The fine country thus secured became the resort of large numbers of Quakers, who, to their desire for the free profession of their faith, united a spirit of enterprise; and very quickly Pennsylvania rose to high importance among the American plantations. Its political constitution was drawn up by Penn, aided by Algernon Sidney, on extreme democratic principles. Perfect toleration to all sects was accorded. ‘Whoever is right,’ Penn used to say, ‘the persecutor must be wrong.’ The world thought him a visionary; but his resolution to treat the Indians as friends, and not as vermin to be extirpated, seemed that of a madman. So far as he could prevent, no instrument of war was allowed to appear in Pennsylvania. He met the Indians, spoke kindly to them, promised to pay a fair price for whatever land he and his friends might occupy, and assured them of his good-will. If offences should unhappily arise, a jury of six Indians and six Englishmen should decide upon them.

The Indians met Penn in his own spirit. No oaths, no seals, no official mummeries were used; the treaty was ratified on both sides with a yea, yea—the only one, says Voltaire, that the world has known, never sworn to, and never broken.’ A strong evidence of Penn’s sagacity is the fact, that not one drop of Quaker blood was ever shed by an Indian; and forty years elapsed from the date of the treaty, ere a red man was slain by a white in Pennsylvania. The murder was an atrocious one, but the Indians themselves prayed that the murderer’s life might be spared. It was spared; but he died in a very short time, and they then said, the Great Spirit had avenged their brother.

It will be thought that Penn made a capital bargain, in the purchase of Pennsylvania for £16,000; but in his lifetime, he drew little but trouble from his investment. The settlers withheld his dues, disobeyed his orders, and invaded his rights; and he was kept in constant disquiet by intrigues for the nullification of his charter. Distracted by these cares, he left his English property to the care of a steward, who plundered him mercilessly; and his later years were saddened with severe pecuniary distress. He was twice married, and in both cases to admirable women. His eldest son, a promising youth, he lost just as he verged on manhood; and a second son, by riotous living, brought himself to an early grave, trying Penn’s fatherly heart with many sorrows. Multiplied afflictions did not, however, sour his noble nature, nor weaken his settled faith in truth and goodness.

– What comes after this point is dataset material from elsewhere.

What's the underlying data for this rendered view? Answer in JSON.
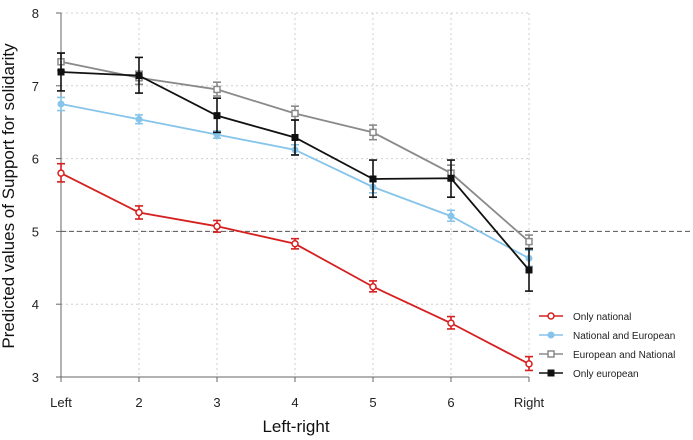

Penn’s intimacy with James II exposed him, in his own day, to much suspicion, which yet survives. It ought to be remembered, that Admiral Penn and James were friends; that the admiral, at death, consigned his son William to his guardianship; and that between James and his ward there sprung up feelings apparently amounting to affection. While James was king, Penn sometimes visited him daily, and persuaded him to acts of clemency, otherwise unattainable. Penn scorned as a Quaker, James hated as a Catholic, could sympathise as brothers in adversity. Penn, by nature, was kindly, and abounding in that charity which thinketh no evil; and taking the worst view of James’s character, it is in nowise surprising that Penn should have been the victim of his duplicity. It is well known that rogues could do little mischief, if it were not so easy to make good men their tools.

There was very little of that asceticism about Penn which is thought to belong to—at least early —Quakerism. The furniture of his houses was equal in ornament and comfort to that of any gentleman of his time. His table abounded in every real luxury. He was fond of fine horses, and had a passion for boating. The ladies of his household dressed like gentlewomen—wore caps and buckles, silk gowns and golden ornaments. Penn had no less than four wigs in America, all purchased the same year, at a cost of nearly £20. To innocent dances and country fairs he not only made no objection, but patronised them with his own and his family’s presence.

William Penn, after a lingering illness of three or four years, in which his mind suffered, but not painfully, died at Ruscombe on the 30th July 1718, and was buried at the secluded village of Jordans, in Buckinghamshire. No stone marks the spot, although many a pilgrim visits the grave.